{ https://www.youtube.com/watch?v=i-3h9TQ312c - Agni Parthene }
Salieron las tres figuras, cuan reyes magos, sin estrella que los guiara, pero con manto de agua que empapaba sus hombros con el llanto de los ángeles. Los cuerpos de los jinetes se mecían al paso hipnotizante de sus monturas que se ajustaban al ritmo del más lento. Aymar abriá el paso con su resplandeciente corcel blanco de cabeza erguida y trote extraño. De alguna forma, como mensajero que era, como usurpador de caminos, se había otorgado el mismo, aquella autoimpuesta jerarquía de encabezar la comitiva, como si cada recodo del camino no fuera novedoso para él.
Le seguía, con su mula de trote cochinero, Jaime que era el más peregrino de todos, y que contaba con la gracia divina de aquel que había sido tocado por el auténtico amor de Dios, y que parecía no querer distraerse con las lindezas del camino. La mala noche que había pasado, ayudaba a ello, pues alguna vez el bamboleo lo hizo cabecear y hasta a punto estuvo de caerse un par de veces de Noir, sino fuera porque el noble animal era duro como un roble en invierno.
Cerraba el séquito, Juan Zuñiga, con aquel caballo robado que le recordaba tanto a lo vivido en el alcázar del agorero De Mendoza y le rememoraba tan funesta noche. Permanecía el muchacho fascinado por aquellos paisajes de la tierra de los navarros, donde a veces el bosque era tan tupido que los árboles entrelazaban sus ramas en abóvedados techos de hojas que incluso amortiguaban la desgraciada lluvia. Pero no se olvidaba eso sí, de palparse de vez en cuando la bolsita con las gemas, no fueran que tomaran calor y hubiera que estar atentos. Siempre y cuando no hubiera sido una fanfarronada del extraño de Sancho Elizalde y Carrascosa.

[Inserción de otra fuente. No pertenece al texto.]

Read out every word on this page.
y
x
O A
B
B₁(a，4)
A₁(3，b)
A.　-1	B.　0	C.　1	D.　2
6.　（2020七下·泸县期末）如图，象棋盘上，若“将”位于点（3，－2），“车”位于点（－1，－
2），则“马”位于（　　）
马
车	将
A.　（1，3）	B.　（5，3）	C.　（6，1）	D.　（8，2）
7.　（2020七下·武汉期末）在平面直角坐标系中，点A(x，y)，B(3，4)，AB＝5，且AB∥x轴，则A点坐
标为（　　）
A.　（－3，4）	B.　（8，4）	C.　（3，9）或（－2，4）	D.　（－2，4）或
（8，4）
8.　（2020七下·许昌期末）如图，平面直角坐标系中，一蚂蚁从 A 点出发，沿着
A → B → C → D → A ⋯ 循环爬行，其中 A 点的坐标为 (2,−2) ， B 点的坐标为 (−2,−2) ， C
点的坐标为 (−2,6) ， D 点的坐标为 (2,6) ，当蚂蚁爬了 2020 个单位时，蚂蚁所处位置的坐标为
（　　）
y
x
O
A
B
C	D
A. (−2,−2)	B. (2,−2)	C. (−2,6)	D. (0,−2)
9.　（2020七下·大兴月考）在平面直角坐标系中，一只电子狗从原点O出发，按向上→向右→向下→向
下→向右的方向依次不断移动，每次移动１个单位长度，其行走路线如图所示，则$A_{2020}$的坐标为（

Pasada alguna hora de el mediodía, la lluvia había dejado paso a un sol, que se coloba justo en sus coronillas. Con sus estómagos rugiendo como los bramidos de un animal, apareció ante ellos, el pueblo de Zubiri, o Seburis, según a quien le preguntaras. Era una villa pequeña pero hermosa, de edificios de piedra y tejados rojos que aparecía casi como un claro en el bosque, y algunos de sus edificios parecían insertarse en algunos troncos de los árboles más gruesos, y otros parecían que sus ramajes daban techos a algunas trojas o establos. Pero sin duda lo más llamativo del lugar, era el llamado Puente de la Rabia. Le había contado un tal Pierod, un peregrino francés que afrontaba su tercer viaje a la tumba del apóstol y con el que habían coincidido en el camino, que Seburis había sido leprosería, y que el dichoso puente tenía un pilar, por el que cientos de pastores pasaban sus animales en derredor, pues decían que era método infalible para que los animales no cogieran la enfermedad con la que habían bautizado la pasarela.
La siguiente parada era la villa de Pamplona, donde seguramente Aymar, tendría que tomar importantes decisiones, pero esa etapa ahora quedaba lejos. Se presentaba ante ellos la nueva villa, y ya no estaba el peregrino francés. Los animales necesitaban abrevar, y tambien lo necesitaban sus jinetes. Los charcos marrones eran invadidos ahora por los brillos solares, y las caras de los pueblerinos miraban a los extranjeros que llegaban a su entrada, como harían y harán con cualquier peregrino que osara cruzar su afamado Puente de la Rabia.